America's Oldest African American Neighborhood
Faubourg is a French term that literally means 'suburb' or neighborhood. The Faubourg Tremé or as it is more frequently referred to, Tremé, is not only America's oldest black neighborhood but was the site of significant economic, cultural, political, social and legal events that have literally shaped the course of events in Black America for the past two centuries. Yet, few outside of New Orleans except for scholars and historians know its enormous importance to Americans of African descent.
New Orleans' Tremé neighborhood is geographically is that part of New Orleans that lies between North Rampart and North Broad and from Canal Street to St. Bernard Avenue. The area received its namesake from one Claude Treme, a model hat maker and real estate developer who migrated from Saugivny in Burgundy, France, and settled in New Orleans in 1783. Treme owned only a small portion of the area that bore his name and was in possession of that for just a decade.
In later years, free persons of color and eventually those African slaves who either obtained, bought or bargained for their freedom were able to acquire and own property in Treme. There are hundreds of examples of 18th and early 19th century ownership of large and small land areas in Faubourg Treme by free peoples of color.

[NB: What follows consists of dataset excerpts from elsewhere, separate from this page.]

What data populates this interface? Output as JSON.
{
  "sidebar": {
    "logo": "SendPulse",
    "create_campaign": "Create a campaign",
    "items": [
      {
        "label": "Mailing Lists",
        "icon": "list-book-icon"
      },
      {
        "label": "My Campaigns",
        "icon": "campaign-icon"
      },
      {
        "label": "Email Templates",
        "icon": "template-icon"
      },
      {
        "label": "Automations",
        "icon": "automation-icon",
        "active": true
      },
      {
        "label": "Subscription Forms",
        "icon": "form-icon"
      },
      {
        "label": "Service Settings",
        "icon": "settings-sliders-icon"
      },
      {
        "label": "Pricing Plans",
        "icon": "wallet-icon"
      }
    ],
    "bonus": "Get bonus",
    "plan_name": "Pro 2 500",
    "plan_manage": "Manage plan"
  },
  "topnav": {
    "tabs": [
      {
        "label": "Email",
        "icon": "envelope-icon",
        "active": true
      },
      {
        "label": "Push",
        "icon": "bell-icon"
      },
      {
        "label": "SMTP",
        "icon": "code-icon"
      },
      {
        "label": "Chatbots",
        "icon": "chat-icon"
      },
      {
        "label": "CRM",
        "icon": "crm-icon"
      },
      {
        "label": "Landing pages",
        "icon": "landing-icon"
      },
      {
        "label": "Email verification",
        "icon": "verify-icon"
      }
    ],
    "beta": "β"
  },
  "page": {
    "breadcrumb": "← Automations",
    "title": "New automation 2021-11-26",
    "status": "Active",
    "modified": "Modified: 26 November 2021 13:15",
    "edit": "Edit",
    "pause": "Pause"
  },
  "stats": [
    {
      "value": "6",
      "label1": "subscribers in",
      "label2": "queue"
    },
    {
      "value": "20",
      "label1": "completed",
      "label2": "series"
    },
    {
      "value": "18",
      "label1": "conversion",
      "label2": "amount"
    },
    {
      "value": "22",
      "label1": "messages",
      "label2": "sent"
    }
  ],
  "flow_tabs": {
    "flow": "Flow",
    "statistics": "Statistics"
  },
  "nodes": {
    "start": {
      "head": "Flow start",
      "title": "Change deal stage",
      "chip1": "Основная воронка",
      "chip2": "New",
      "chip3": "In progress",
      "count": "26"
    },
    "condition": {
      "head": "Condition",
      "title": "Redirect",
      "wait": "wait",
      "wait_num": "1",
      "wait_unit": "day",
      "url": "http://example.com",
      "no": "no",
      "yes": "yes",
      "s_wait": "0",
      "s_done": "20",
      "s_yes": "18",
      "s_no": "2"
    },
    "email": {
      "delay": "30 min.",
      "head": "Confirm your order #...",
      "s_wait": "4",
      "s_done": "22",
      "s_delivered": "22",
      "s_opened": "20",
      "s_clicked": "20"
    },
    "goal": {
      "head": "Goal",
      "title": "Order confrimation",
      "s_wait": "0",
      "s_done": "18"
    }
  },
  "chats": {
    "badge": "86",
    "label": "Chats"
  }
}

The ability to acquire, purchase and own real property during an era when America was still immersed in slavery was remarkable and only in New Orleans did this occur with any regularity and consistency.
Today, New Orleans' Treme neigborhood is the locale for visitors and natives alike to celebrate the achievements of African Americans. Scholars and historians have shared their immense knowledge with New Orleans residents and now Treme is home to several museums dedicated to African American life, art, and history, as well as Armstrong Park, a memorial to the great jazz legend Louis Armstrong.